RARA-AVIS: Ken Bruen's Ammunition

From: DJ-Anonyme@webtv.net
Date: 29 Jul 2007


Just finished Bruen's latest Brant book. It starts with Brant getting shot. Anyone who knows Brant knows there would be no absence of suspects.

It might be one of the best of the series, but the proofing and editing really hurt it. First of all, it's riddled with correctly spelled wrong words (for instance, that for than) that are becoming all too frequent with the increasing over-reliance on spellcheck without human proofers looking at context. However, the general editing is also sloppy, from small things like side characters seeming to be introduced every time they enter (for example, although Andrews had already been in numerous earlier scenes, on p. 160: "Andrews, the new gung-ho WPC, asked . . .") to big things, like slight jumps in chronology and an orphan chapter that seems like it should have been dropped, or followed up on.

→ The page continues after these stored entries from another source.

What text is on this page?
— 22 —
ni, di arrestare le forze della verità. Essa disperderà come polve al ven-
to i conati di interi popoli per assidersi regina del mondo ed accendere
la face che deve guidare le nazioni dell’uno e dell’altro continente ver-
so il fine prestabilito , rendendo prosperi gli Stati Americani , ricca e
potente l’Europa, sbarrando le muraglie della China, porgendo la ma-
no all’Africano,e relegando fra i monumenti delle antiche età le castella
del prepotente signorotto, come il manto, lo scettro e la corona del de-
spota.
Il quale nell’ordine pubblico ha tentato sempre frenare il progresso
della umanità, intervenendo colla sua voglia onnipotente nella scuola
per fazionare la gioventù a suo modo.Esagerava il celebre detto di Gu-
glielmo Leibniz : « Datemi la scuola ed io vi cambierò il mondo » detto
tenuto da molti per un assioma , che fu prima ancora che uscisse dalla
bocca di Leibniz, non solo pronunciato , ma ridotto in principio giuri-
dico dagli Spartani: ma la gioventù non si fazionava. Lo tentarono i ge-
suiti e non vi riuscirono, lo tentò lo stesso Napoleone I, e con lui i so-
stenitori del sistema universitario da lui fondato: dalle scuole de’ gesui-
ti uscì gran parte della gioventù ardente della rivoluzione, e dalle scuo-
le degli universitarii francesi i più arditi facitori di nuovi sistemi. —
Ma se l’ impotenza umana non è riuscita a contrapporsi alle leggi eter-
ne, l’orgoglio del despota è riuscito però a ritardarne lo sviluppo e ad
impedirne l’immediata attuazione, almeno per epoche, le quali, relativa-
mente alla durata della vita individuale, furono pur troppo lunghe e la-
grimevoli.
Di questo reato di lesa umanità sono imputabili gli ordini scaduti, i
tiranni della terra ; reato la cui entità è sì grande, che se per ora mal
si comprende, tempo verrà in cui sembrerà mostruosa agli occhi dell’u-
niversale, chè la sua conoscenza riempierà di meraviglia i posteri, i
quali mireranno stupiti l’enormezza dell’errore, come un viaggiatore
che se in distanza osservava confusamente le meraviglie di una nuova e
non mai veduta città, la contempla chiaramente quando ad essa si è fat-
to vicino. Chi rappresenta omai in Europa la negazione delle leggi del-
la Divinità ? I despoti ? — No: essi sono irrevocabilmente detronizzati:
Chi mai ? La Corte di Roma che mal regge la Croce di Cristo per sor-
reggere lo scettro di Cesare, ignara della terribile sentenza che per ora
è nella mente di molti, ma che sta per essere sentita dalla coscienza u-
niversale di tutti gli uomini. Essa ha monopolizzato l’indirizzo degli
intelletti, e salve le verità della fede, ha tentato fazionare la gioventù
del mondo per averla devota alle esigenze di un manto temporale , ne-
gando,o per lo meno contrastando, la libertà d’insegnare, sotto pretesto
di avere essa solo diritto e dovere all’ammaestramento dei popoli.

At the end of Chapter 17, Porter asks the American Homeland Security Agent, Wallace, to accompany him on an interview of a dead suspect's girlfriend
(to find out who had hired the suspect). They get into a department issue Volvo and drive off. There is never another mention of the interview or the girlfriend, nor of the dead suspect, for that matter. It's like this scene never happened. After an intervening chapter about another character, we find Porter sitting in the canteen when Wallace invites him along for a visit to a terror suspect. They hop in Wallace's BMW and drive off. Now both of those things could have happened, but it reads more like sloppy editing where the earlier scene was supposed to be dropped (part of the later one is essential to the following plot).

I still enjoyed the book quite a bit, and definitely recommend it to fans of the series, but it deserves better attention to editing.